Mais aucun des membres du comité n’a questionné le PDG milliardaire sur les sociétés de surveillance qui exploitent les données de Facebook pour leur propre compte. Forbes a découvert un cas qui aurait pu choquer le comité : depuis cinq ans, une société discrète de surveillance fondée par un ancien officier des services de renseignement israéliens assemble une immense base de données pour un système de reconnaissance faciale, en collectant des visages sur le réseau social, YouTube et de nombreux autres sites internet. Les militants de la cause de la protection des données personnelles sont sur le pied de guerre.

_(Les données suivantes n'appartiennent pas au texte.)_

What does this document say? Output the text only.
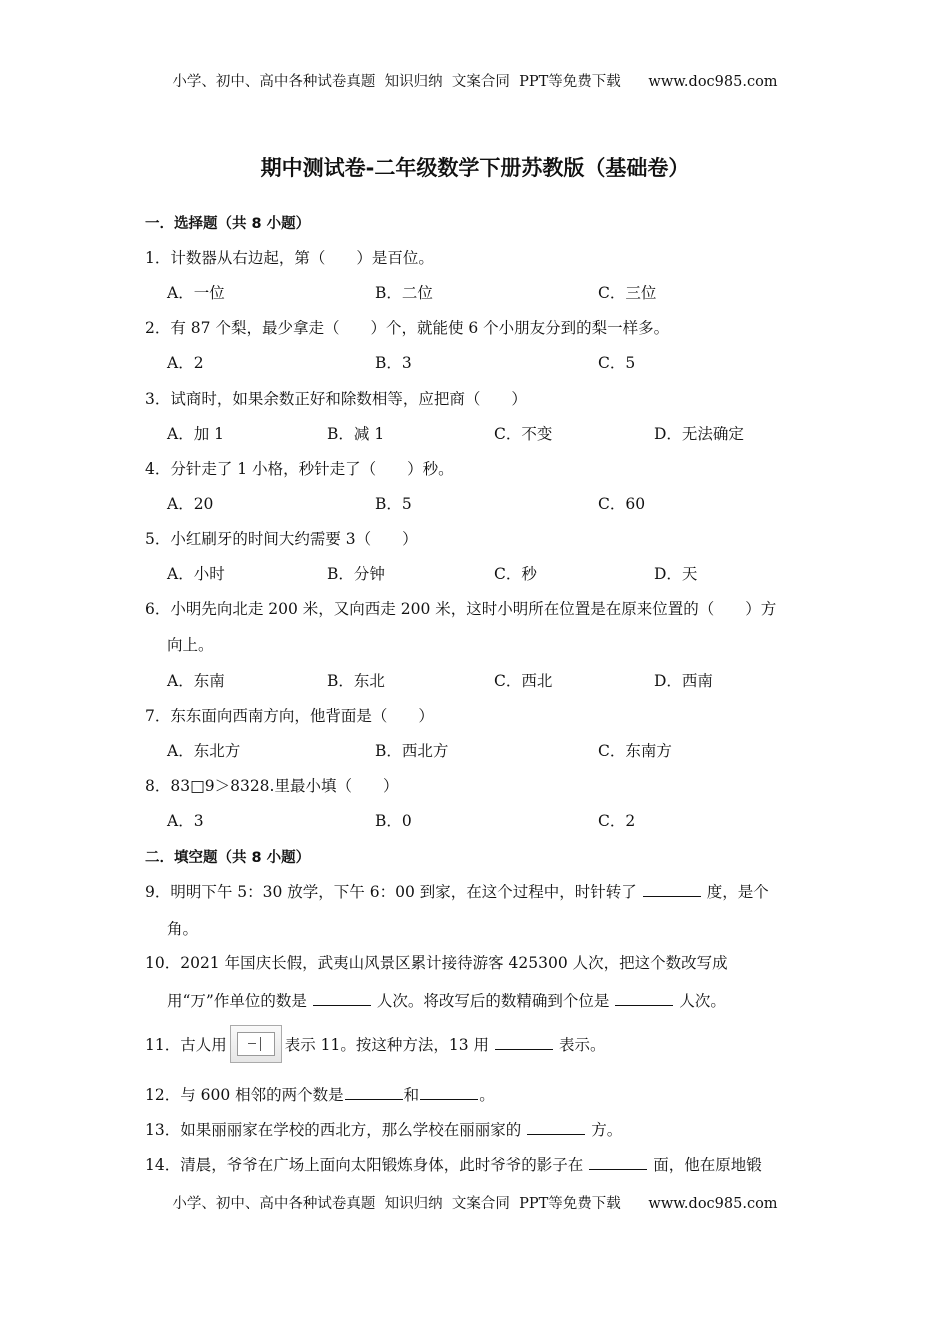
小学、初中、高中各种试卷真题  知识归纳  文案合同  PPT等免费下载      www.doc985.com
期中测试卷-二年级数学下册苏教版（基础卷）
一．选择题（共 8 小题）
1．计数器从右边起，第（　　）是百位。
A．一位	B．二位	C．三位
2．有 87 个梨，最少拿走（　　）个，就能使 6 个小朋友分到的梨一样多。
A．2	B．3	C．5
3．试商时，如果余数正好和除数相等，应把商（　　）
A．加 1	B．减 1	C．不变	D．无法确定
4．分针走了 1 小格，秒针走了（　　）秒。
A．20	B．5	C．60
5．小红刷牙的时间大约需要 3（　　）
A．小时	B．分钟	C．秒	D．天
6．小明先向北走 200 米，又向西走 200 米，这时小明所在位置是在原来位置的（　　）方
向上。
A．东南	B．东北	C．西北	D．西南
7．东东面向西南方向，他背面是（　　）
A．东北方	B．西北方	C．东南方
8．83□9＞8328.里最小填（　　）
A．3	B．0	C．2
二．填空题（共 8 小题）
9．明明下午 5：30 放学，下午 6：00 到家，在这个过程中，时针转了	度，是个
角。
10．2021 年国庆长假，武夷山风景区累计接待游客 425300 人次，把这个数改写成
用“万”作单位的数是	人次。将改写后的数精确到个位是	人次。
11．古人用	表示 11。按这种方法，13 用	表示。
12．与 600 相邻的两个数是	和	。
13．如果丽丽家在学校的西北方，那么学校在丽丽家的	方。
14．清晨，爷爷在广场上面向太阳锻炼身体，此时爷爷的影子在	面，他在原地锻
小学、初中、高中各种试卷真题  知识归纳  文案合同  PPT等免费下载      www.doc985.com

Cette base de données représente le socle d’un service de reconnaissance facial nommé Face-Int. Il est désormais détenu par le vendeur israélien Verint, qui l’a racheté à son créateur Terrogence en 2017. Ces deux entreprises ont longtemps fourni des services au gouvernement américain, comme une technologie d’espionnage de pointe pour la NSA, la marine et de nombreuses agences de sécurité et de renseignement.

Comme le précise Terrogence sur son site internet, la base de données regroupe des profils de milliers de suspects collectés sur différentes sources, notamment YouTube, Facebook et de nombreux forums dans le monde entier. « Ces visages sont extraits de près de 35 000 vidéos et photos de camps d’entraînement de terroristes, de clips promotionnels et d’attaques terroristes ». Cette page marketing était déjà en ligne en 2013, selon les archives internet de Wayback Machine, ce qui indique que ce produit a au moins cinq ans. L’âge de ce produit laisse également entendre que bien plus de 35 000 vidéos et photos ont été scannées par Face-Int depuis. Le cofondateur et responsable de la recherche de Terrogence, Shai Arbel, a refusé de commenter ces chiffres.


 

Mettre en avant l’enjeu de la reconnaissance faciale

Bien que la principale activité de Terrogence soit d’aider les services de renseignement et les autorités policières à combattre le terrorisme en ligne, les profils LinkedIn des employés actuels ou passés, indiquent également un certain engagement politique. Une ancienne employée indique par exemple, que lorsqu’elle était analyste chez Terrogence, elle conduisait des « opérations de gestion de perception publique pour des clients gouvernementaux étrangers ou intérieurs », et qu’elle utilisait « les pratiques de renseignement open source, ainsi que des méthodes d’ingénierie des réseaux sociaux, afin d’enquêter sur des groupes sociaux ou politiques ».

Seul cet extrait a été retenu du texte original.